Lamenting the Impossibility of Having and Eating the Cake
This short article about job prospects for young adults in Greece catches many of the various nuances, but it still seems as if there’s a disconnect of cause and effect. Consider:
From their settled perches, the elders criticize and cluck. The young, they say, have either no initiative, a dearth of opportunities, or some combination of the two. They fear that young people will be unable to start their own families and they fret over the prospect of Greece’s demographic undoing.
The youth of Greece are merely responding as the culture in which they were raised taught them. They feel owed — and their elders don’t appear to be enthusiastic to undo the government catering that they’ve enjoyed in order to secure opportunity and a healthy polity for their children. This is the inevitable result of a big nanny-state government.
Now begins another phase, which one suspects was part of the intention of those who strove to set this international movement in motion:
[Twenty-year old Olga] Stefou believes that the government is bound to respond to her discontent. And she has suggestions: Greece should make up its budget shortfall by pulling its 122 troops from Afghanistan and levying steep taxes on the Orthodox Church rather than squeezing the workers, she says.
Moving six score troops from active to inactive duty and transferring wealth from a Church is not going to make up for the demands of unemployed youth with high expectations as to what the world owes them.

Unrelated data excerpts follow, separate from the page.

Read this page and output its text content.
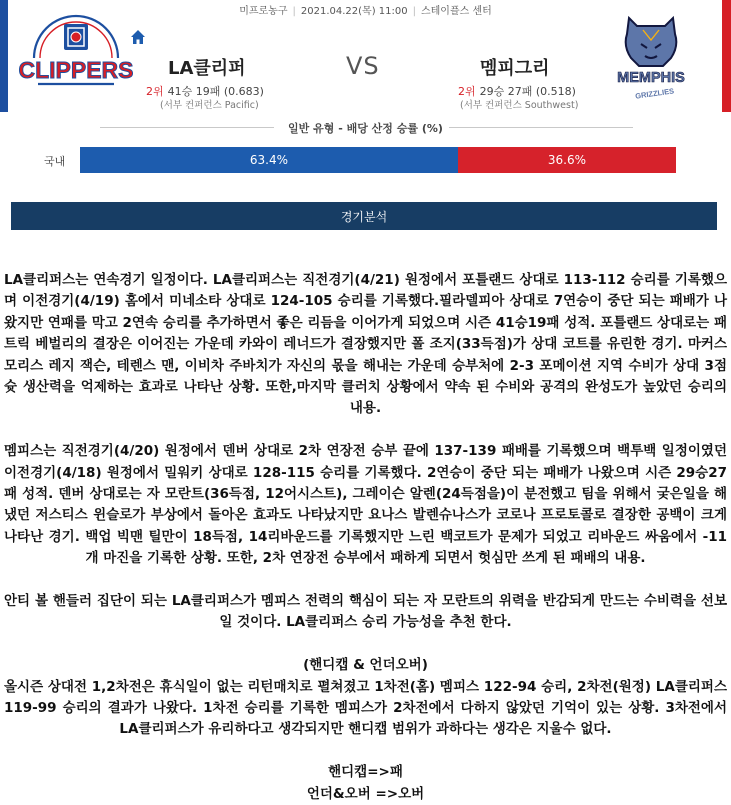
미프로농구 | 2021.04.22(목) 11:00 | 스테이플스 센터
CLIPPERS	MEMPHIS
GRIZZLIES
LA클리퍼	VS	멤피그리
2위 41승 19패 (0.683)	2위 29승 27패 (0.518)
(서부 컨퍼런스 Pacific)	(서부 컨퍼런스 Southwest)
일반 유형 - 배당 산정 승률 (%)
국내	63.4%	36.6%
경기분석

LA클리퍼스는 연속경기 일정이다. LA클리퍼스는 직전경기(4/21) 원정에서 포틀랜드 상대로 113-112 승리를 기록했으며 이전경기(4/19) 홈에서 미네소타 상대로 124-105 승리를 기록했다.필라델피아 상대로 7연승이 중단 되는 패배가 나왔지만 연패를 막고 2연속 승리를 추가하면서 좋은 리듬을 이어가게 되었으며 시즌 41승19패 성적. 포틀랜드 상대로는 패트릭 베벌리의 결장은 이어진는 가운데 카와이 레너드가 결장했지만 폴 조지(33득점)가 상대 코트를 유린한 경기. 마커스 모리스 레지 잭슨, 테렌스 맨, 이비차 주바치가 자신의 몫을 해내는 가운데 승부처에 2-3 포메이션 지역 수비가 상대 3점슛 생산력을 억제하는 효과로 나타난 상황. 또한,마지막 클러치 상황에서 약속 된 수비와 공격의 완성도가 높았던 승리의 내용.

멤피스는 직전경기(4/20) 원정에서 덴버 상대로 2차 연장전 승부 끝에 137-139 패배를 기록했으며 백투백 일정이였던 이전경기(4/18) 원정에서 밀워키 상대로 128-115 승리를 기록했다. 2연승이 중단 되는 패배가 나왔으며 시즌 29승27패 성적. 덴버 상대로는 자 모란트(36득점, 12어시스트), 그레이슨 알렌(24득점을)이 분전했고 팀을 위해서 궂은일을 해냈던 저스티스 윈슬로가 부상에서 돌아온 효과도 나타났지만 요나스 발렌슈나스가 코로나 프로토콜로 결장한 공백이 크게 나타난 경기. 백업 빅맨 틸만이 18득점, 14리바운드를 기록했지만 느린 백코트가 문제가 되었고 리바운드 싸움에서 -11개 마진을 기록한 상황. 또한, 2차 연장전 승부에서 패하게 되면서 헛심만 쓰게 된 패배의 내용.

안티 볼 핸들러 집단이 되는 LA클리퍼스가 멤피스 전력의 핵심이 되는 자 모란트의 위력을 반감되게 만드는 수비력을 선보일 것이다. LA클리퍼스 승리 가능성을 추천 한다.

(핸디캡 & 언더오버)

올시즌 상대전 1,2차전은 휴식일이 없는 리턴매치로 펼쳐졌고 1차전(홈) 멤피스 122-94 승리, 2차전(원정) LA클리퍼스 119-99 승리의 결과가 나왔다. 1차전 승리를 기록한 멤피스가 2차전에서 다하지 않았던 기억이 있는 상황. 3차전에서 LA클리퍼스가 유리하다고 생각되지만 핸디캡 범위가 과하다는 생각은 지울수 없다.

핸디캡=>패

언더&오버 =>오버
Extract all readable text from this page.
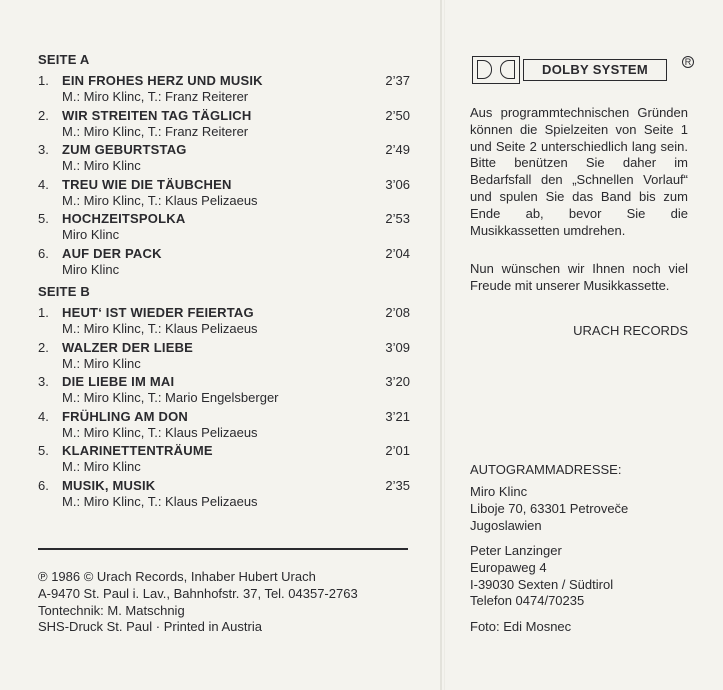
SEITE A
1. EIN FROHES HERZ UND MUSIK
M.: Miro Klinc, T.: Franz Reiterer
2’37
2. WIR STREITEN TAG TÄGLICH
M.: Miro Klinc, T.: Franz Reiterer
2’50
3. ZUM GEBURTSTAG
M.: Miro Klinc
2’49
4. TREU WIE DIE TÄUBCHEN
M.: Miro Klinc, T.: Klaus Pelizaeus
3’06
5. HOCHZEITSPOLKA
Miro Klinc
2’53
6. AUF DER PACK
Miro Klinc
2’04
SEITE B
1. HEUT‘ IST WIEDER FEIERTAG
M.: Miro Klinc, T.: Klaus Pelizaeus
2’08
2. WALZER DER LIEBE
M.: Miro Klinc
3’09
3. DIE LIEBE IM MAI
M.: Miro Klinc, T.: Mario Engelsberger
3’20
4. FRÜHLING AM DON
M.: Miro Klinc, T.: Klaus Pelizaeus
3’21
5. KLARINETTENTRÄUME
M.: Miro Klinc
2’01
6. MUSIK, MUSIK
M.: Miro Klinc, T.: Klaus Pelizaeus
2’35
℗ 1986 © Urach Records, Inhaber Hubert Urach
A-9470 St. Paul i. Lav., Bahnhofstr. 37, Tel. 04357-2763
Tontechnik: M. Matschnig
SHS-Druck St. Paul · Printed in Austria
DOLBY SYSTEM	R
Aus programmtechnischen Gründen können die Spielzeiten von Seite 1 und Seite 2 unterschiedlich lang sein. Bitte benützen Sie daher im Bedarfsfall den „Schnellen Vorlauf“ und spulen Sie das Band bis zum Ende ab, bevor Sie die Musikkassetten umdrehen.
Nun wünschen wir Ihnen noch viel Freude mit unserer Musikkassette.
URACH RECORDS
AUTOGRAMMADRESSE:
Miro Klinc
Liboje 70, 63301 Petrovec̆e
Jugoslawien
Peter Lanzinger
Europaweg 4
I-39030 Sexten / Südtirol
Telefon 0474/70235
Foto: Edi Mosnec
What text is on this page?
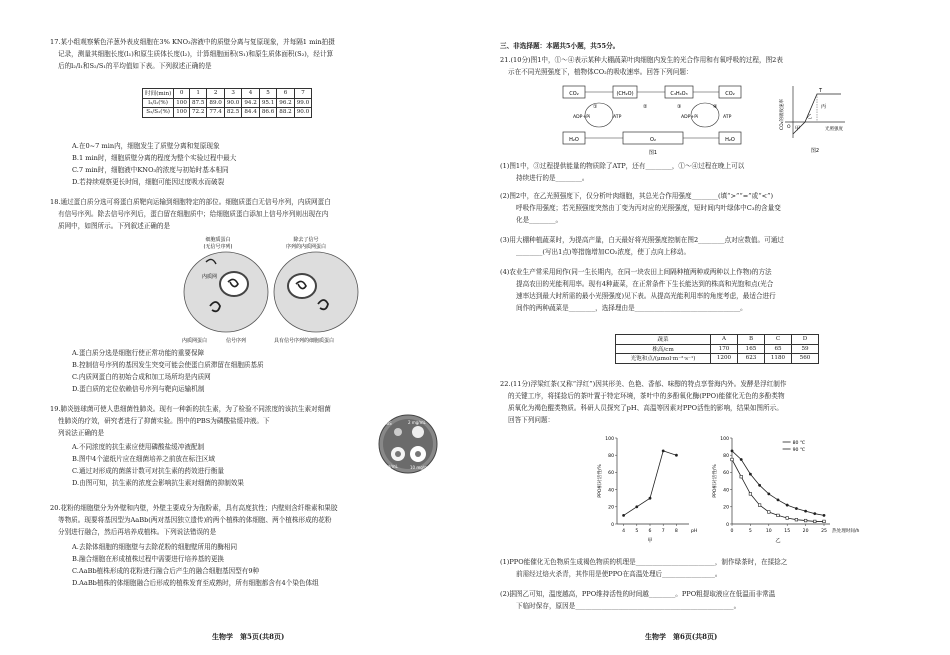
17.某小组观察紫色洋葱外表皮细胞在3% KNO₃溶液中的质壁分离与复原现象，并每隔1 min拍摄
记录，测量其细胞长度(l₁)和原生质体长度(l₂)，计算细胞面积(S₁)和原生质体面积(S₂)，经计算
后的l₂/l₁和S₂/S₁的平均值如下表。下列叙述正确的是
时间(min)	0	1	2	3	4	5	6	7
l₂/l₁(%)	100	87.5	89.0	90.0	94.2	95.1	96.2	99.0
S₂/S₁(%)	100	72.2	77.4	82.5	84.4	86.6	88.2	90.0
A.在0~7 min内，细胞发生了质壁分离和复原现象
B.1 min时，细胞质壁分离的程度为整个实验过程中最大
C.7 min时，细胞液中KNO₃的浓度与初始时基本相同
D.若持续观察更长时间，细胞可能因过度吸水而破裂
18.通过蛋白质分选可将蛋白质靶向运输到细胞特定的部位。细胞质蛋白无信号序列，内质网蛋白
有信号序列。除去信号序列后，蛋白留在细胞质中；给细胞质蛋白添加上信号序列则出现在内
质网中，如图所示。下列叙述正确的是
细胞质蛋白
(无信号序列)
除去了信号
序列的内质网蛋白
内质网
内质网蛋白	信号序列	具有信号序列的细胞质蛋白
A.蛋白质分选是细胞行使正常功能的重要保障
B.控制信号序列的基因发生突变可能会使蛋白质滞留在细胞质基质
C.内质网蛋白的初始合成和加工场所均是内质网
D.蛋白质的定位依赖信号序列与靶向运输机制
19.肺炎链球菌可使人患细菌性肺炎。现有一种新的抗生素，为了检验不同浓度的该抗生素对细菌
性肺炎的疗效，研究者进行了抑菌实验。图中的PBS为磷酸盐缓冲液。下
列说法正确的是
PBS	2 mg/mL
5 mg/mL	10 mg/mL
A.不同浓度的抗生素应使用磷酸盐缓冲液配制
B.图中4个滤纸片应在细菌培养之前放在标注区域
C.通过对形成的菌落计数可对抗生素的药效进行衡量
D.由图可知，抗生素的浓度会影响抗生素对细菌的抑制效果
20.花粉的细胞壁分为外壁和内壁，外壁主要成分为孢粉素，具有高度抗性；内壁则含纤维素和果胶
等物质。现要将基因型为AaBb(两对基因独立遗传)的两个植株的体细胞、两个植株形成的花粉
分别进行融合，然后再培养成植株。下列说法错误的是
A.去除体细胞的细胞壁与去除花粉的细胞壁所用的酶相同
B.融合细胞在形成植株过程中需要进行培养基的更换
C.AaBb植株形成的花粉进行融合后产生的融合细胞基因型有9种
D.AaBb植株的体细胞融合后形成的植株发育至成熟时，所有细胞都含有4个染色体组
生物学　第5页(共8页)
三、非选择题：本题共5小题，共55分。
21.(10分)图1中，①～④表示某种大棚蔬菜叶肉细胞内发生的光合作用和有氧呼吸的过程，图2表
示在不同光照强度下，植物体CO₂的吸收速率。回答下列问题：
CO₂	(CH₂O)	C₃H₄O₃	CO₂
H₂O	O₂	H₂O
①	②	③	④
ADP+Pi	ATP	ADP+Pi	ATP
图1
T
丙
乙
甲
O	光照强度
CO₂的吸收速率
图2
(1)图1中，③过程提供能量的物质除了ATP，还有________，①～④过程在晚上可以
持续进行的是________。
(2)图2中，在乙光照强度下，仅分析叶肉细胞，其总光合作用强度________(填“>”“=”或“<”)
呼吸作用强度；若光照强度突然由丁变为丙对应的光照强度，短时间内叶绿体中C₃的含量变
化是________。
(3)用大棚种植蔬菜时，为提高产量，白天最好将光照强度控制在图2________点对应数值。可通过
________(写出1点)等措施增加CO₂浓度，使丁点向上移动。
(4)农业生产常采用间作(同一生长期内，在同一块农田上间隔种植两种或两种以上作物)的方法
提高农田的光能利用率。现有4种蔬菜，在正常条件下生长能达到的株高和光饱和点(光合
速率达到最大时所需的最小光照强度)见下表。从提高光能利用率的角度考虑，最适合进行
间作的两种蔬菜是________，选择理由是________________________________。
蔬菜	A	B	C	D
株高/cm	170	165	65	59
光饱和点/(μmol·m⁻²·s⁻¹)	1200	623	1180	560
22.(11分)浮梁红茶(又称“浮红”)因其形美、色艳、香郁、味醇的特点享誉海内外。发酵是浮红制作
的关键工序，将揉捻后的茶叶置于特定环境，茶叶中的多酚氧化酶(PPO)能催化无色的多酚类物
质氧化为褐色醌类物质。科研人员探究了pH、高温等因素对PPO活性的影响，结果如图所示。
回答下列问题：
0
20
40
60
80
100
4 5 6 7 8	pH
PPO相对活性/%
甲
0
20
40
60
80
100
0	5	10	15	20	25 热处理时间/h
PPO相对活性/%
乙
80 ℃
90 ℃
(1)PPO能催化无色物质生成褐色物质的机理是________________________，制作绿茶时，在揉捻之
前需经过焙火杀青，其作用是使PPO在高温处理后________________。
(2)据图乙可知，温度越高，PPO维持活性的时间越________。PPO粗提取液应在低温而非常温
下临时保存，原因是________________________________________________。
生物学　第6页(共8页)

It is, however, subtle evidence that there are people strategizing to turn a shiftless and insecure generation into a political, quasi-military weapon.
It makes for an interesting, frightening question to consider the addition of the Muslim fanatics currently permeating Europe to the dynamic. Secular revolutionaries may discover that the discontented troops that they’ve been carefully cultivating find something more compelling in the notion of jihad than of a worker’s paradise.